Nu de eerste tunnelbuis gereed is, zijn we volop bezig met de inrichting van de tunnel. Het wegdek komt straks op zo’n 3 meter hoogte, daaronder worden de benodigde kabels en leidingen gelegd. Dat gebeurt in kabelkokers van zo’n 2,5 meter hoog.
Aan weerszijden van de kabelkokers wordt de lege ruimte aangevuld, en daar bovenop komt het asfalt. Belangrijk is dat het aanvulmateriaal voldoende stevigheid heeft, om te voorkomen dat er zettingen optreden.

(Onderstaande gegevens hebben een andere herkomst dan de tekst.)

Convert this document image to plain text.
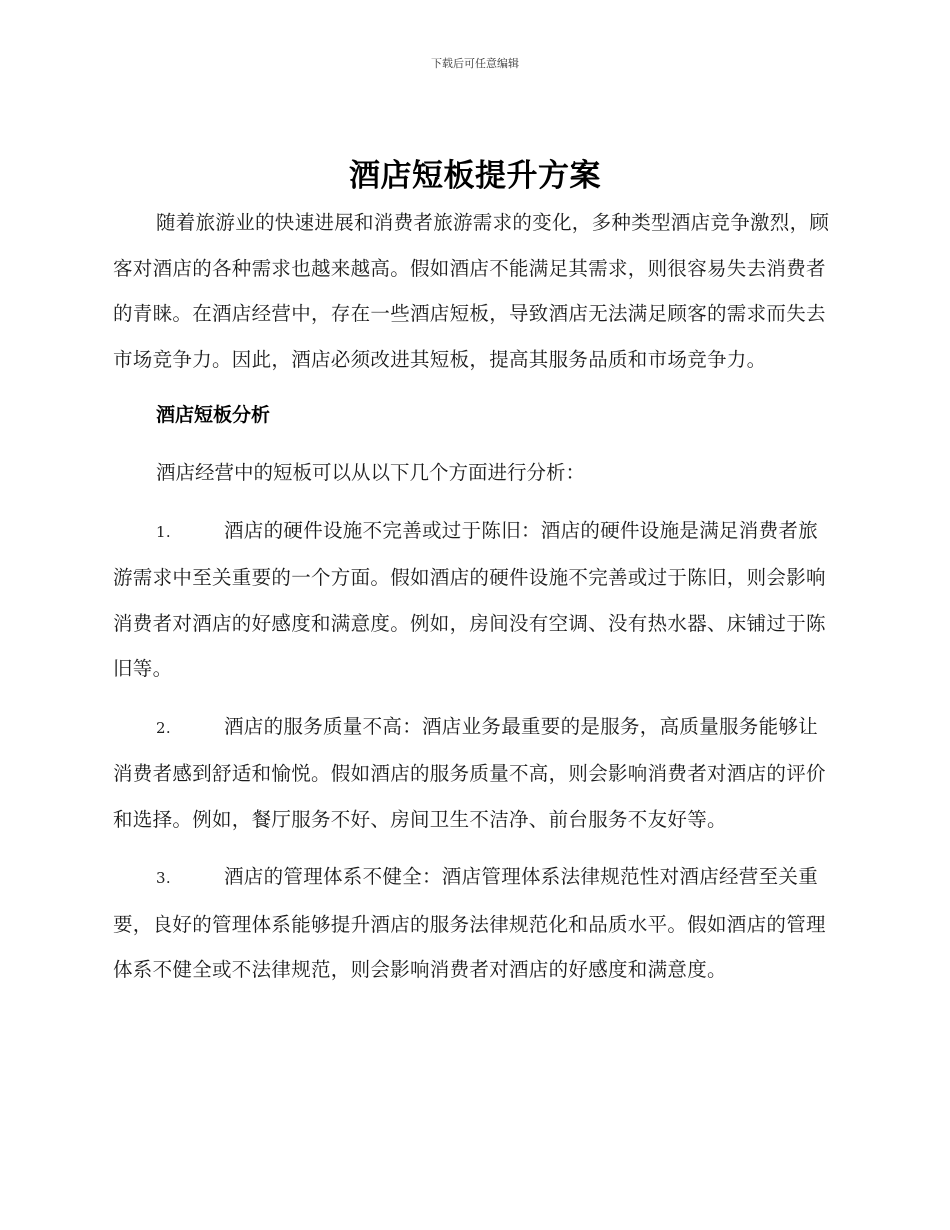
下载后可任意编辑
酒店短板提升方案

随着旅游业的快速进展和消费者旅游需求的变化，多种类型酒店竞争激烈，顾客对酒店的各种需求也越来越高。假如酒店不能满足其需求，则很容易失去消费者的青睐。在酒店经营中，存在一些酒店短板，导致酒店无法满足顾客的需求而失去市场竞争力。因此，酒店必须改进其短板，提高其服务品质和市场竞争力。

酒店短板分析

酒店经营中的短板可以从以下几个方面进行分析：

1.	酒店的硬件设施不完善或过于陈旧：酒店的硬件设施是满足消费者旅游需求中至关重要的一个方面。假如酒店的硬件设施不完善或过于陈旧，则会影响消费者对酒店的好感度和满意度。例如，房间没有空调、没有热水器、床铺过于陈旧等。

2.	酒店的服务质量不高：酒店业务最重要的是服务，高质量服务能够让消费者感到舒适和愉悦。假如酒店的服务质量不高，则会影响消费者对酒店的评价和选择。例如，餐厅服务不好、房间卫生不洁净、前台服务不友好等。

3.	酒店的管理体系不健全：酒店管理体系法律规范性对酒店经营至关重要，良好的管理体系能够提升酒店的服务法律规范化和品质水平。假如酒店的管理体系不健全或不法律规范，则会影响消费者对酒店的好感度和满意度。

Op dit moment doen we proeven om de juiste samenstelling te bepalen van het aanvulmateriaal en de opbouw van het asfalt. Dat doen we in een proefopstelling op het bouwterrein. Met een sleuf in de grond bootsen we een stukje tunnel na. Hierin zijn stukken kabelkoker aangebracht, is er aanvulmateriaal aangebracht en vervolgens geasfalteerd. In het proefvak zijn meerdere varianten voor de opbouw van het asfalt toegepast.

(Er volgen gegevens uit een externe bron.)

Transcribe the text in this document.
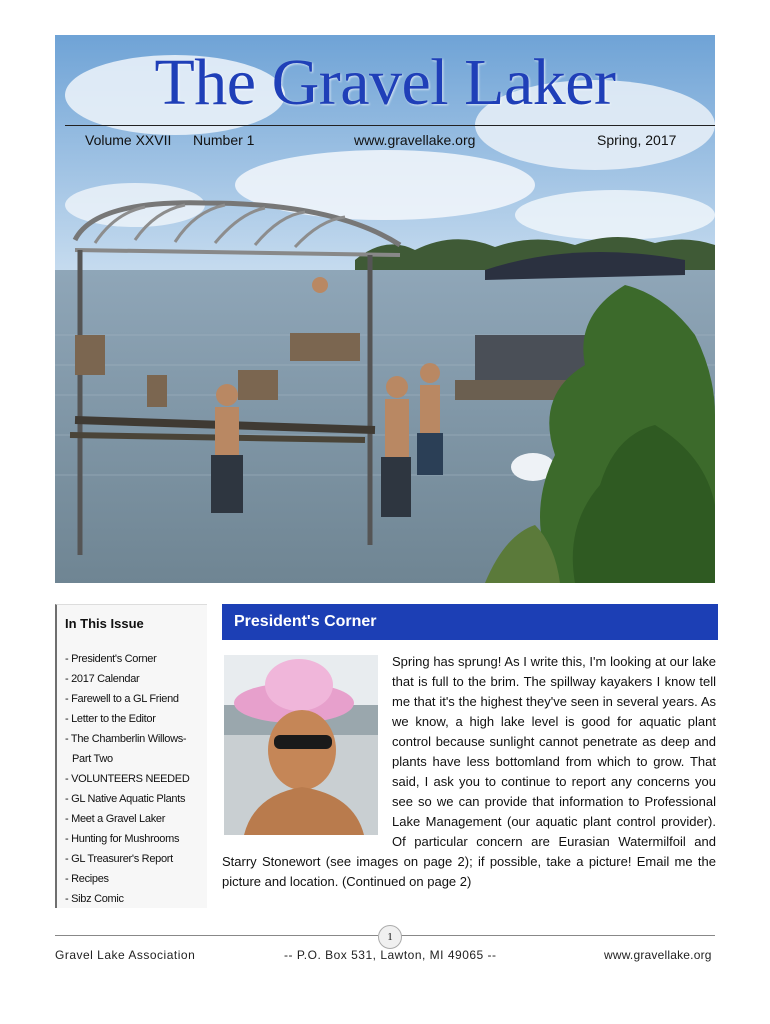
The Gravel Laker
Volume XXVII Number 1	www.gravellake.org	Spring, 2017
In This Issue
- President's Corner
- 2017 Calendar
- Farewell to a GL Friend
- Letter to the Editor
- The Chamberlin Willows-
Part Two
- VOLUNTEERS NEEDED
- GL Native Aquatic Plants
- Meet a Gravel Laker
- Hunting for Mushrooms
- GL Treasurer's Report
- Recipes
- Sibz Comic
President's Corner
Spring has sprung! As I write this, I'm looking at our lake that is full to the brim. The spillway kayakers I know tell me that it's the highest they've seen in several years. As we know, a high lake level is good for aquatic plant control because sunlight cannot penetrate as deep and plants have less bottomland from which to grow. That said, I ask you to continue to report any concerns you see so we can provide that information to Professional Lake Management (our aquatic plant control provider). Of particular concern are Eurasian Watermilfoil and Starry Stonewort (see images on page 2); if possible, take a picture! Email me the picture and location. (Continued on page 2)
1
Gravel Lake Association	-- P.O. Box 531, Lawton, MI 49065 --	www.gravellake.org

Met speciale meetapparatuur worden de proeven uitgevoerd, een zogenaamde FWD-meting (Falling Weight Deflection-meting). In de aanhanger zit een mechanisme dat met grote kracht op het asfalt drukt. Deze krachten zijn vergelijkbaar met het wegverkeer dat straks over de weg rijdt, maar dan nog een stukje zwaarder om er zeker van te zijn dat het stabiel blijft. Daarnaast worden er kernen geboord in het asfalt en het aanvulmateriaal en worden hierop drukproeven uitgevoerd.